Les autres accusés mis en avant par le président républicain de la commission restent finalement François Hollande et l'actuel président Macron, coupable « dans la filiation de son prédécesseur » d'avoir inscrit dans son programme de 2017 « le maintien de l'objectif de réduction à 50 % d'électricité issue de la filière nucléaire avant 2025 ». Et le député de rappeler qu'Emmanuel Macron avait « été successivement conseiller économique du Président de la République et Ministre de l'Économie entre 2012 et 2016. » Avec une étrange précision : « Plusieurs réunions qui se sont tenues dans cette période et qui se sont avérées essentielles pour la filière nucléaire française nous ont été décrites sans que son rôle ne soit réellement précisé ». Bien évidemment, il est rappelé la regrettable fermeture sous Emmanuel Macron de Fessenheim, pourtant une centrale nucléaire qui avait été remise à niveau ces dernières années par EDF, ou l'arrêt brutal du programme Astrid qui visait à développer en France des réacteurs à neutrons rapides. Là encore, tout est semble-t-il de la faute des « écologistes » : « Offenseur du nucléaire, M. Emmanuel Macron ne nommera au Ministère de la Transition écologique - chargé de l'énergie - tout au long de son premier quinquennat que des personnalités pour le moins hostiles à l'atome : M. Nicolas Hulot, M. François de Rugy, Mme Élisabeth Borne, Mme Barbara Pompili. »
Comme si, lors du premier quinquennat, ces ministres écologistes avaient eu un quelconque poids politique face à l'Élysée et notamment son puissant secrétaire général, Alexis Kohler, qui a toujours réussi, depuis 2017, à concentrer le pouvoir dans ses mains, tout comme le chef de l'État, dès qu'il s'agissait d'arbitrer dans ce domaine si sensible qu'est l'énergie.
Autre insuffisance du rapport, le fait d'avoir concentré les travaux de la commission « sur la question électrique » et « sur la situation d'EDF », alors qu'une bonne partie de la consommation énergétique des Français concerne les énergies fossiles, notamment pour leurs déplacements ou pour le chauffage de leurs habitations. Sur ce sujet, un consensus est apparu entre le président LR et Antoine Armand, son rapporteur issu de la majorité Renaissance, sur le fait « d'abandonner » l'ARENH, « ce dispositif qui est devenu toxique », et sur la proposition d'instaurer une « obligation pour le tiers distributeur de disposer de moyens de production propre ». Autre point de consensus, le fait de penser la future stratégie énergétique en intégrant pleinement les considérations industrielles de la filière. L'échec patent de l'industrialisation des renouvelables en Europe est dans toutes les têtes. Est-il encore temps, et économiquement possible, de sortir de la dépendance européenne à l'égard de la Chine concernant l'éolien et le photovoltaïque ?

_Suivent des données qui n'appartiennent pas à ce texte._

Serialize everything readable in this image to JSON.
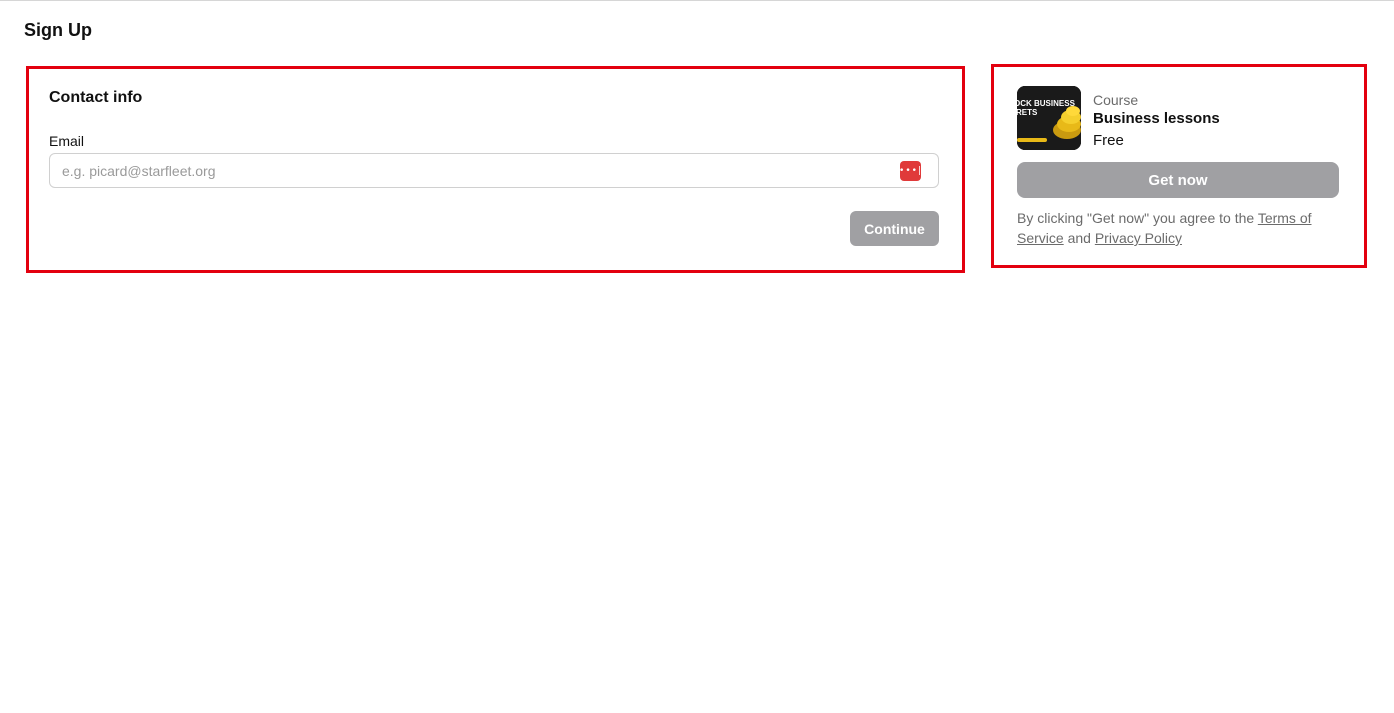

Finalement, c'est Antoine Armand qui va apporter un mea culpa plus juste, n'oubliant pas de mentionner les responsabilités de tous les acteurs politiques et tous les acteurs de la filière électrique, en particulier du nucléaire. « Malgré des annonces favorables à l'énergie nucléaire dans les années 2000, l'intendance ne suit pas, rappelle-t-il justement, la guérilla fratricide entre EDF et AREVA au sein de la filière n'est pas arrêtée par les pouvoirs publics, dans un contexte d'explosion de la dette d'EDF, à qui pourtant l'État a demandé que lui soient servis d'importants dividendes ; la décision de construire un EPR actée en 2005 apparaît à la fois précipitée et non inscrite dans un plan industriel global ; l'anticipation de la maintenance et du renouvellement du parc est peu présente ». Et d'ajouter : « Par ailleurs, l'émergence de nouveaux objectifs énergétiques - efficacité énergétique, sortie des énergies fossiles, développement des énergies renouvelables - n'a été que très partiellement accompagnée d'une ambition industrielle, qui implique en permanence de la recherche, du soutien de filière et de l'investissement dans les compétences. »
De fait, l'adaptation d'EDF et de la filière nucléaire à la libéralisation du marché de l'électricité du fait des directives européennes est bien de la responsabilité des différents gouvernements français qui se sont succédé depuis le milieu des années 1990, de gauche comme de droite. Le quinquennat Sarkozy dans le domaine énergétique comporte ainsi son lot d'inconséquence tant dans les affrontements précités que dans les impasses de restructuration capitalistique du secteur. Le rapporteur n'oublie pas d'enfoncer le clou quant à la lâcheté des différents gouvernants français, incapables d'imposer leurs vues à Bruxelles, faute de vision, de réflexion, d'anticipation, et tout simplement par conformisme : « Enfin, la fin des années 2000 et le début des années 2010 resteront irrémédiablement les années de la conception d'un cadre européen néfaste pour le modèle français. L'idée de consolider les débouchés à l'export de notre électricité a conduit à fragiliser EDF en France et en Europe, à installer une épée de Damoclès sur nos concessions hydroélectriques, et à créer un marché de l'électricité répondant à des préoccupations d'allocation des marges plutôt que de réussite industrielle et de sécurité d'approvisionnement à coût raisonnable. »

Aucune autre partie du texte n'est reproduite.